Top 5 Myths about Six Pack Abs Busted

Who doesn’t want a set of six-pack abs? Every time you turn on the television or pick up a magazine, there seems to be a new system or way to easily obtain these glamor muscles. As you can imagine, with all the popularity that these muscles are receiving, plenty of information has hit the internet. Some of it great, most of it false and not helpful. Let’s take a look at the top 5 myths about building six packs and put them to rest once and for all.

  1. Crunches Are the BEST Six-Pack Exercise

Wrong. Sure, crunches should be a part of any advanced abdominal training program but this exercise is far from being the best and only option out there. There are plenty of other exercises to choose from that can activate the abdominal muscles to a greater extent, promoting better results. Here are just a few that have been proven to be better for you:

  • Plank
  • V-Up
  • Bicycles
  • Leg Lifts
  1. Exercises Are More Important Than Nutrition

Extremely wrong. You can perform as many repetitions as you like but if you are going home after the gym and following a terrible junk food-based diet, then you just wasted your time exercising. Nutrition makes up 70% of the results that you see in the mirror. That means if you want to see those abs shining through, you need to get your nutrition game on point.

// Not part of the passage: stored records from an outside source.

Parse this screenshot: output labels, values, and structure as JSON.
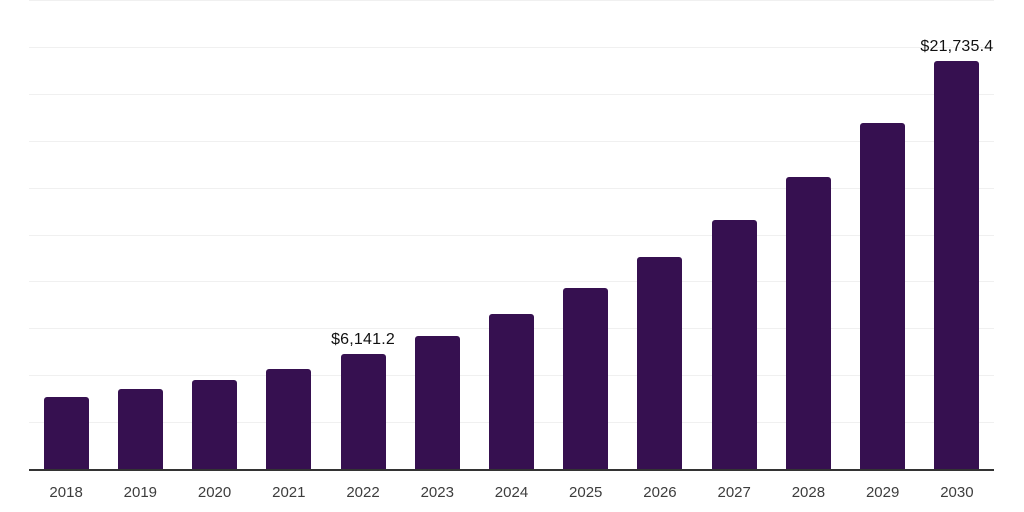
{
  "chart_data": {
    "type": "bar",
    "title": "",
    "xlabel": "",
    "ylabel": "",
    "categories": [
      "2018",
      "2019",
      "2020",
      "2021",
      "2022",
      "2023",
      "2024",
      "2025",
      "2026",
      "2027",
      "2028",
      "2029",
      "2030"
    ],
    "values": [
      3850,
      4250,
      4730,
      5320,
      6141.2,
      7090,
      8280,
      9660,
      11310,
      13290,
      15590,
      18450,
      21735.4
    ],
    "data_labels": {
      "2022": "$6,141.2",
      "2030": "$21,735.4"
    },
    "ylim": [
      0,
      25000
    ],
    "gridline_step": 2500,
    "grid": "horizontal-light",
    "legend": "none",
    "y_axis_labels_visible": false,
    "bar_color": "#361050",
    "gridline_color": "#f0f0f0",
    "axis_line_color": "#333333",
    "tick_label_color": "#3d3d3d",
    "data_label_color": "#111111"
  }
}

  1. Cutting Calories Isn’t Necessary

Hate to break it to you but if you are over consuming calories each day, that puts you in a gain-focused state. If you want to see those abs pop out, not only do you need to clean up your eating but you also have to start chipping away at those calories. There’s no need to overdo it. You don’t need to starve yourself. You should be burning as many, if not more, calories as you eat each day.

  1. Exercising ONLY Abs and Seeing Results

Who would only want a shredded six pack while everything else around it looks terrible? We understand that abs are important to you but there’s no way to spot reduce and target only your abdominal muscles. You need to exercise the entire body as this will help maintain healthy muscle tension relationship. It will also help you burn more calories, promoting fat burn around your mid-section.

  1. Daily Abdominal Training is Necessary

If you know anything about muscle tissue, recovery, and the threat of over training, then you’ll know daily abdominal training is a really bad idea. The only people that can get away with daily abdominal training are those taking illegal substances that significantly boost muscle tissue recovery. Don’t be that person. Allow your abdominals a day or two in between workouts. This will ensure proper recovery without the threat of strain or injury.

Tell Us What You Think!

Do you know any other ab myths to add to this list?

Post them in the comments below!

1 comment

  • Oxana on

    I’d add: You can lose fat in specific areas of your body. Spot weight loss is a big theme in fitness and a marketing strategy for many products that promise beautiful abs.
    Imagine losing 1/5 inch both on your stomach and on your hips. The muscle structure on the stomach is more elaborate and will become more visible. At the same time, the fat loss on your hips will show primarily in the volume. In fact, showing fibers on the leg muscles is a domain of the bodybuilders with single digit body fat. Same works in reverse. If more fat is added to your body, the difference on the abs will be more visible. Hence, the appearance that you gained weight locally.